Before court on Friday morning, Johnson filed a report with Salt Lake police, alleging that Ward committed extortion. Police confirmed they received the report and assigned it a case number but had no further comment.
Federal authorities initially charged Johnson with one count of mail fraud for his company sending one of its products, a CD containing information about how individuals could obtain government grants, to a customer. That charge would have been changed to bank fraud and money laundering as part of the proposed plea deal.
The criminal charge came after the FTC filed a civil complaint against Johnson in December 2010.
The FTC alleges iWorks lured Internet consumers into "trial" memberships for bogus government grants and moneymaking schemes and then repeatedly charged their credit cards for programs they didn't sign up for, totaling nearly $300 million.
Johnson has steadfastly maintained his innocence and refused to sign a settlement agreement with the FTC.
The St. George man gained prominence in January 2010 when he flew his helicopter to Haiti the day after a massive earthquake devastated Port-Au-Prince and surrounding cities almost three years ago to the day.
Along with some iWorks co-workers and friends, Johnson flew injured children to hospitals and dropped food to homeless Haitians.
"That place changed me. I came away from there cursing God. Carrying these little kids that are all broken and bleeding and I didn't understand why already they're so poor," he said, his voice filling with emotion even three years later.
"A bad thing happened to them. That's something that helps me do what I'm doing because no matter how bad it is for me, I could have been born there. God forbid, what would my life have been like then?"
Johnson lived an extravagant lifestyle when iWorks was at its peak. He owned airplanes, helicopters, boats, classic cars and high-end sports cars. He maintained several homes. He started buying gold, some of which he once buried in the southern Utah desert because he worried about a break-in at his house.
In addition to his passion for flying helicopters, Johnson had a large appetite for gambling. He lost about $3 million in Las Vegas casinos and playing online poker.
It all came crashing down when a federal court seized his assets in the civil case in January 2011 and with his arrest six months later in the criminal case. Johnson was at the Phoenix airport en route to Costa Rica to start a helicopter touring company when federal agents stopped him.
Johnson spent three months in jail until his family and friends put up a $2.8 million property bond to secure his release pending resolution to the criminal case. He continues to live in a large St. George home but said he has fallen $350,000 in arrears on the mortgage.
He did not tell his wife or family that he planned to plead guilty Friday.
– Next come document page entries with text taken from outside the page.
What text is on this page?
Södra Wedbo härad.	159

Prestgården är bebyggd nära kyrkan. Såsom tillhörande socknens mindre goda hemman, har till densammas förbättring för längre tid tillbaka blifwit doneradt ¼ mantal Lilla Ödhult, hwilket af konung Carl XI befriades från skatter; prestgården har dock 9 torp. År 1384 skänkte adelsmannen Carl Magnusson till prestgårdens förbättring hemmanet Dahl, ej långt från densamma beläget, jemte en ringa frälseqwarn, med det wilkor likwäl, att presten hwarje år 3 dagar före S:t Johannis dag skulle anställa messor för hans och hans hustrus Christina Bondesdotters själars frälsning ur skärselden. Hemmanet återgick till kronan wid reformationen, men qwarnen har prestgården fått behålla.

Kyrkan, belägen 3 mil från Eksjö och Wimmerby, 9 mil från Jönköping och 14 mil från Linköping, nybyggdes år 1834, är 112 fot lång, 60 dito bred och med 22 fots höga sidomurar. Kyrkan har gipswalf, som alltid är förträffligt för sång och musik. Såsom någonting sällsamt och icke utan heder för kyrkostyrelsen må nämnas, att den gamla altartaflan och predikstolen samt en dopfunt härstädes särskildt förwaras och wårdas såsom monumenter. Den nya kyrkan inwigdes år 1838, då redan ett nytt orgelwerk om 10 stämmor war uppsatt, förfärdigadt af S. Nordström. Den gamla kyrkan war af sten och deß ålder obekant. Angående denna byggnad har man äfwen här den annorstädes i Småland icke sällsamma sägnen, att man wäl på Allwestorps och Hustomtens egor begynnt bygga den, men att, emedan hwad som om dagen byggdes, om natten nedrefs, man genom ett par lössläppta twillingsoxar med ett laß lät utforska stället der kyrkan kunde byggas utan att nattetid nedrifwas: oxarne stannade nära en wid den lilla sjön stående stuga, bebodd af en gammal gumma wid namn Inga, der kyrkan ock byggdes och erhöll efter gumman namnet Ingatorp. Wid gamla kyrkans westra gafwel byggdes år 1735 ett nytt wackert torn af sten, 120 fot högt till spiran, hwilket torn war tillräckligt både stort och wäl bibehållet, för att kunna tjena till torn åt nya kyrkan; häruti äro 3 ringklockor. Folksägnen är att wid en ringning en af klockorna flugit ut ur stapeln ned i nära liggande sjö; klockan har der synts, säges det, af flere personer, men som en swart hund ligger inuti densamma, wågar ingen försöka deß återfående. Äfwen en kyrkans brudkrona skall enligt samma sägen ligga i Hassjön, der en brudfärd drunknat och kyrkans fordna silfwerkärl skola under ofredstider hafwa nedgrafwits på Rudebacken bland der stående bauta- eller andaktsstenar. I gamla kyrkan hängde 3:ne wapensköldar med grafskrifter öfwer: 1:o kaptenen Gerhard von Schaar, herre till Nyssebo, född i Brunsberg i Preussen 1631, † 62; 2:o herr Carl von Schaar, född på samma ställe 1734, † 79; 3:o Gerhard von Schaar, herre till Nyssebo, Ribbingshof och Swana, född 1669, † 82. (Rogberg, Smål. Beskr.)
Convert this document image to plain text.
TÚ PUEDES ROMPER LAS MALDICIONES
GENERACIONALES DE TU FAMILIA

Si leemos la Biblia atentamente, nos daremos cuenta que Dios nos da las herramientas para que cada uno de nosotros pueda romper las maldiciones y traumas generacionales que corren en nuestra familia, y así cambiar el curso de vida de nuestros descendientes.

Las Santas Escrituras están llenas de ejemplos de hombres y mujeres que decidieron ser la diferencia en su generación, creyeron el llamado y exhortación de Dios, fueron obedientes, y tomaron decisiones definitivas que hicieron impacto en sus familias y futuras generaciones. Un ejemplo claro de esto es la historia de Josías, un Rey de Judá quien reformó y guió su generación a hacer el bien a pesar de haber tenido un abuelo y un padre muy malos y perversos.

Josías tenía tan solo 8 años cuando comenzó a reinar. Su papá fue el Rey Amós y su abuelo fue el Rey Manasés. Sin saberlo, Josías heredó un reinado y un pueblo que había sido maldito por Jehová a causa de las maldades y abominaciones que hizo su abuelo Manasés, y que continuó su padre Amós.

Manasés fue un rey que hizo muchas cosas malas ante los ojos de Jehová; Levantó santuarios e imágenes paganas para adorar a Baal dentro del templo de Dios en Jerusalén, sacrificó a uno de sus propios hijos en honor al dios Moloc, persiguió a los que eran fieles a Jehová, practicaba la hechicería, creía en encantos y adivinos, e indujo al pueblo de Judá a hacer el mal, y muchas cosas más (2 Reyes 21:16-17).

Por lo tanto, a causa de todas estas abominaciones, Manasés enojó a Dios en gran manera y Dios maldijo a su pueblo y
Although an uncle showed up part way through the hearing, Johnson arrived at the courthouse with only a close friend and his attorney.
"My family has no idea what I am doing because if they did they would have absolutely come apart and do everything in their power to stop it," he said before going to court.
Johnson said he was prepared to go prison to protect his family and friends.
"It wasn't until the government threatened to start hurting people that I cared about that I was willing to give that up," he said.